EU should aim to be a civilian not military power, say academics

Series Title
Series Details Vol.9, No.12, 27.3.03, p4
Publication Date 27/03/2003
Content Type

Date: 27/03/03

THE reconstruction of Iraq will provide the EU with an opportunity to prove its worth as a civilian rather than military force, a top academic declared this week.

Giacomo Luciani, professor of political economy at the European University Institute in Florence, offered a starkly different analysis from that of NATO Secretary-General George Robertson.

While the latter has urged EU states to devote at least 2% of their gross national income to bolstering their armies, Luciani said: "We believe Europe can be a civilian power - it does not need to spend a lot more on defence.

"But to be a civilian power, you cannot just have words, you also have to have resources."

Luciani, along with Felix Neugart of Munich's Ludwig-Maximilians University, has written a paper mapping out his recommended EU strategy for Iraq's reconstruction.
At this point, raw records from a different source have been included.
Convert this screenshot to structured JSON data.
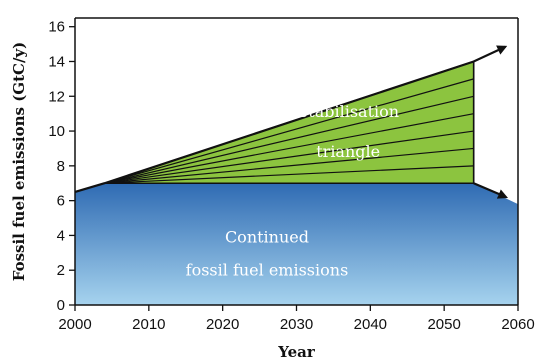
{
  "chart_data": {
    "type": "area",
    "xlabel": "Year",
    "ylabel": "Fossil fuel emissions (GtC/y)",
    "xlim": [
      2000,
      2060
    ],
    "ylim": [
      0,
      16.5
    ],
    "x_ticks": [
      2000,
      2010,
      2020,
      2030,
      2040,
      2050,
      2060
    ],
    "y_ticks": [
      0,
      2,
      4,
      6,
      8,
      10,
      12,
      14,
      16
    ],
    "grid": false,
    "series": [
      {
        "kind": "area",
        "x": [
          2000,
          2004,
          2054,
          2060
        ],
        "y": [
          6.5,
          7.0,
          7.0,
          5.8
        ],
        "color_top": "#2f6bb3",
        "color_bottom": "#a6d3ee"
      },
      {
        "kind": "triangle",
        "x": [
          2004,
          2054,
          2054
        ],
        "y": [
          7.0,
          14.0,
          7.0
        ],
        "color": "#8cc43f"
      }
    ],
    "wedge_end_values": [
      8.0,
      9.0,
      10.0,
      11.0,
      12.0,
      13.0
    ],
    "arrows": [
      {
        "x": [
          2000,
          2004,
          2054,
          2058.3
        ],
        "y": [
          6.5,
          7.0,
          14.0,
          14.85
        ]
      },
      {
        "x": [
          2054,
          2058.4
        ],
        "y": [
          7.0,
          6.2
        ]
      }
    ],
    "annotations": [
      {
        "id": "stabilisation",
        "lines": [
          "Stabilisation",
          "triangle"
        ],
        "x": 2037,
        "y": [
          10.8,
          8.5
        ]
      },
      {
        "id": "continued",
        "lines": [
          "Continued",
          "fossil fuel emissions"
        ],
        "x": 2026,
        "y": [
          3.6,
          1.7
        ]
      }
    ]
  }
}
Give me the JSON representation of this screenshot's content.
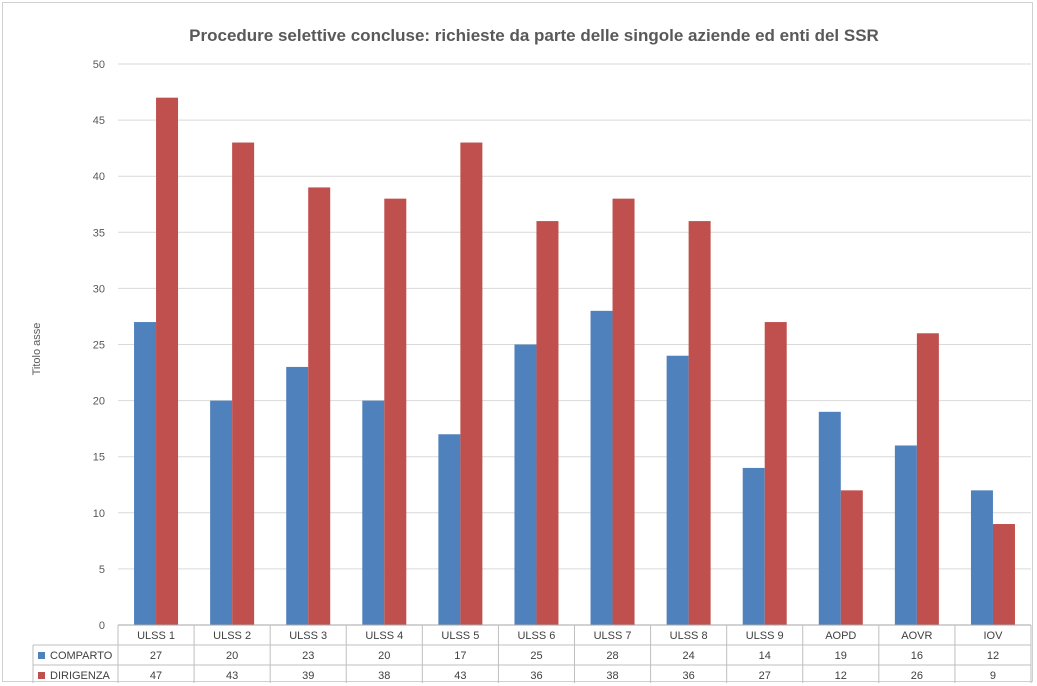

The pair call for an international conference to be arranged shortly after the war concludes. According to their study, the Union should:

  • Help design new political institutions in Iraq;
  • support reform of its legal system, through training of judges and lawyers in international law and human rights, and;
  • offer assistance in renegotiating or cancelling part of Iraq's debt (currently estimated at around €105 billion) and reparations.

Visiting Brussels on Tuesday (25 March), they argued the US will be a dominant player in a post-Saddam Hussein Iraq. "But we believe the US will have an interest in bringing in other actors, not only for paying the bill but also for giving it [the reconstruction] legitimacy," said Neugart.

The reconstruction of Iraq will provide the European Union with an opportunity to prove its worth as a civilian rather than military force, a top academic has declared.